Le directeur territorial et maritime des bocages normands soutient : « Il y a déjà beaucoup d’initiatives qui ont été prises pour améliorer la qualité de nos masses d’eau, dans certains endroits on voit déjà des résultats, les saumons remontent par exemple dans l’Orne aujourd’hui. ».
André Berne, directeur territorial et maritime Seine-aval évoque quant à lui « les 350 millions d’euros consacrés avec la métropole de Rouen à un programme visant justement à séparer eaux pluviales des eaux usées. »
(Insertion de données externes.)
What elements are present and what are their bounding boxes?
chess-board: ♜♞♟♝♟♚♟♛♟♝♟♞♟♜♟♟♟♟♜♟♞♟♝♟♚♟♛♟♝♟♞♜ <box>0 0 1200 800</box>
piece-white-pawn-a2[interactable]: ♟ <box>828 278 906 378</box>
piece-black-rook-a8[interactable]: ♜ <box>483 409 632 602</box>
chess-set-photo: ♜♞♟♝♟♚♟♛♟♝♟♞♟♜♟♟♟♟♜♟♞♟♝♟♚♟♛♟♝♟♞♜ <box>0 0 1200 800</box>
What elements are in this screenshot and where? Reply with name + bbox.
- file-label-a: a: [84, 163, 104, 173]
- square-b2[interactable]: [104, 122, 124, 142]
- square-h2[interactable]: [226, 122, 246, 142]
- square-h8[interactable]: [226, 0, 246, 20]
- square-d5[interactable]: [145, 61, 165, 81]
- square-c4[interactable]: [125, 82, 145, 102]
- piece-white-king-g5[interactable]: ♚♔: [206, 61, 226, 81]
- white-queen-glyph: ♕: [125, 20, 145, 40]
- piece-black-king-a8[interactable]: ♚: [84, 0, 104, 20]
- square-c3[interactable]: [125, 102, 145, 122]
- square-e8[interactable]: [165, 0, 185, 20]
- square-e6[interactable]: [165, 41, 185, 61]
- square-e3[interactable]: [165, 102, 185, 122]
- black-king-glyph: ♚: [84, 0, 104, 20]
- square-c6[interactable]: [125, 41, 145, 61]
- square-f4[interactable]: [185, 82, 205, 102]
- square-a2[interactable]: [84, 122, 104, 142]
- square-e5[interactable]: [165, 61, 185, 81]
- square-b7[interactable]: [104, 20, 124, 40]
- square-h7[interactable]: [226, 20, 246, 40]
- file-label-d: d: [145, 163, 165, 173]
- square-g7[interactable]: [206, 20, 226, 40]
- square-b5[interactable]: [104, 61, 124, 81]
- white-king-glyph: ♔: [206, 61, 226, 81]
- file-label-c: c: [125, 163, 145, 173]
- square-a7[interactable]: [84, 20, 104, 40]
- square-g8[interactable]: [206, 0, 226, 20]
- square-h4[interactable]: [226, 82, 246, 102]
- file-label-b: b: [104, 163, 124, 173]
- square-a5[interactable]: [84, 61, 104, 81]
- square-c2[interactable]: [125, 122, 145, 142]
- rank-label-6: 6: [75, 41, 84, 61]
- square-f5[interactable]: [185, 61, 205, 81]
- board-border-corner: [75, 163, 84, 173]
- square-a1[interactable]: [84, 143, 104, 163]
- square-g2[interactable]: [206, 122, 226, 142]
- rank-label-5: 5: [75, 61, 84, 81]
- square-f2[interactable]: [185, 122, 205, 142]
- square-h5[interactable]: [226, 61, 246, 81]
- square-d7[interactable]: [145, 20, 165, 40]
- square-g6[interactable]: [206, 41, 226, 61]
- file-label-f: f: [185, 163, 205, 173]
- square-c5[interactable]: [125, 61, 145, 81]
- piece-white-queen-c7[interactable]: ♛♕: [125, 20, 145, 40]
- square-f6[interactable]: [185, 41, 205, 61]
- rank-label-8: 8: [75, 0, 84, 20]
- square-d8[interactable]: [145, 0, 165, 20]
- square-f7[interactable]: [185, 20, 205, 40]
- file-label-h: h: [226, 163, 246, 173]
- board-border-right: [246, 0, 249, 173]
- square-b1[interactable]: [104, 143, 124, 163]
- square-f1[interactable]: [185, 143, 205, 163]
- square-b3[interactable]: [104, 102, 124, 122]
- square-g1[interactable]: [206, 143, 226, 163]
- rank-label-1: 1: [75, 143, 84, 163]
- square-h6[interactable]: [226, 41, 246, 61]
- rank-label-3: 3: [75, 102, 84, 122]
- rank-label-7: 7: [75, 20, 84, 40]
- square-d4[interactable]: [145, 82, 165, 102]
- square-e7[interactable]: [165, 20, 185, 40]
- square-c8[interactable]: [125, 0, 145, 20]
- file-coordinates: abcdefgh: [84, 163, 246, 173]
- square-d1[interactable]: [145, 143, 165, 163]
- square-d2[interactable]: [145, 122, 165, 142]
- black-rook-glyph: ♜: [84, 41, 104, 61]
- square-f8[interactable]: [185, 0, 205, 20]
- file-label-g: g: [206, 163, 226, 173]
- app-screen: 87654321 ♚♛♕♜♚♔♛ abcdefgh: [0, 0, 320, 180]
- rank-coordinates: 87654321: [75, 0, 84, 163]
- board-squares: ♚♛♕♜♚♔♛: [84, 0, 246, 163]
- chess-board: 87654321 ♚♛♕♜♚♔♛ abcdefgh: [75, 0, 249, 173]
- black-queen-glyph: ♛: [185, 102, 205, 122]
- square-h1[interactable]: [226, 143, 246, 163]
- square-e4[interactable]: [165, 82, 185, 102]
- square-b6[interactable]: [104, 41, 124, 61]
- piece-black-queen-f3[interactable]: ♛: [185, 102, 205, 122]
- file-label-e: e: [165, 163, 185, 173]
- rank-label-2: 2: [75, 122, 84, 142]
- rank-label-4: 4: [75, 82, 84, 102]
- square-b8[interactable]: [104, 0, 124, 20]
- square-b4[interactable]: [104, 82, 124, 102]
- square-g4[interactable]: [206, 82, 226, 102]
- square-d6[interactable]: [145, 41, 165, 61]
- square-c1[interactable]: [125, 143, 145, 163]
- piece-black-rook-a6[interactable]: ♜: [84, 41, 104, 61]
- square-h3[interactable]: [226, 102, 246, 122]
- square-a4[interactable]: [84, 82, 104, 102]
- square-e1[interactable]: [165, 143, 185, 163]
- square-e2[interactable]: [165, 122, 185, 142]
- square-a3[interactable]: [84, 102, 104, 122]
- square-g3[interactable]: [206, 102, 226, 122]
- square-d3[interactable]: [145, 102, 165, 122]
Reste que pour parvenir à relever le défi de 2024, 3,8 milliards d’euros vont être engagés sur les 6 ans pour l’ensemble du territoire de l’agence de l’eau Seine Normandie*. « Le forum d’aujourd’hui à Caen vise justement à réunir associations, agriculteurs, tous les acteurs de près ou de loi qui agissent sur la qualité de l’eau. C’est en emportant l’adhésion de tous que l’on pourra parvenir à nos fins. Sur certaines zones littorales, il faudra se focaliser sur la bactériologie, sur d’autres sur les pesticides, sur d’autres encore il faudra mettre en place des talus au bon endroit… »
Un travail de fourmi nécessaire, surtout dans le contexte de réchauffement climatique. « Cela fait 30 ans que l’on a jamais vu un débit aussi bas de la Seine, c’est évident qu’il va falloir nous adapter », conclut André Berne.